Chemical and physical data
- Formula: C_{21}H_{28}O_{2}
- Molar mass: 312.453 g·mol^{−1}
- 3D model (JSmol): Interactive image;
- SMILES C[C@@H]1CC2=CC(=O)CC[C@@H]2[C@@H]3[C@@H]1[C@@H]4CC[C@]([C@]4(CC3)C)(C#C)O;
- InChI InChI=1S/C21H28O2/c1-4-21(23)10-8-18-19-13(2)11-14-12-15(22)5-6-16(14)17(19)7-9-20(18,21)3/h1,12-13,16-19,23H,5-11H2,2-3H3/t13-,16+,17-,18+,19-,20+,21+/m1/s1; Key:WAOKMNBZWBGYIK-KIURNNQRSA-N;

= Δ4-Tibolone =

Chemical compound

δ^{4}-Tibolone (developmental code ORG-OM-38; also known as isotibolone, 7α-methylnorethisterone, or 7α-methyl-17α-ethynyl-19-nortestosterone) is a synthetic androgen and progestin which was never marketed. The compound is a major active metabolite of tibolone, which itself is a prodrug of δ^{4}-tibolone along with 3α-hydroxytibolone and 3β-hydroxytibolone (which, in contrast to δ^{4}-tibolone, are estrogens).
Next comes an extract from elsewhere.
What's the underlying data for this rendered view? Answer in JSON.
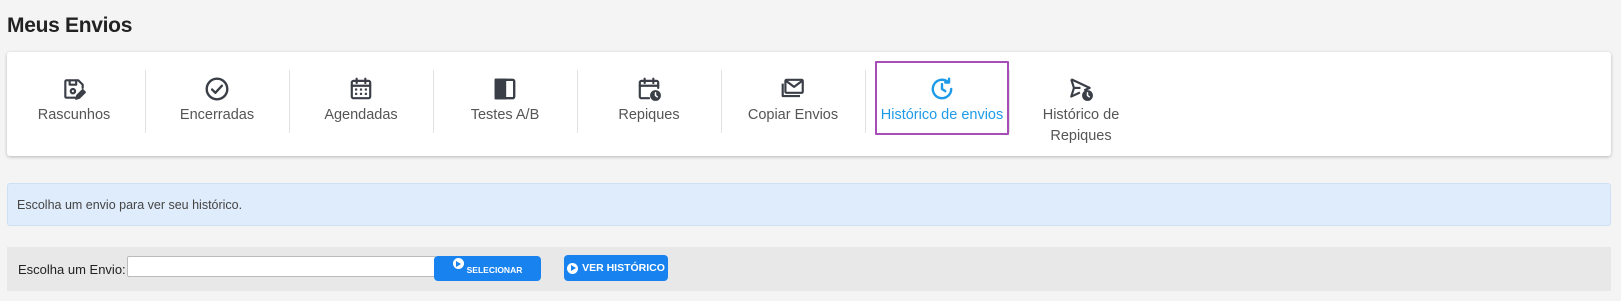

Tibolone and δ^{4}-tibolone are thought to be responsible for the androgenic and progestogenic activity of tibolone, while 3α-hydroxytibolone and 3β-hydroxytibolone are thought to be responsible for its estrogenic activity.
==Activity==
Isotibolone exhibited both estrogenic and progestogenic properties in several biological test systems and was found to be 10 to 40 times as potent as norethindrone in comparative assays. Tested for androgenic activity, it stimulated growth of seminal vesicles and the levator ani but was relatively inactive in stimulating prostate gland growth.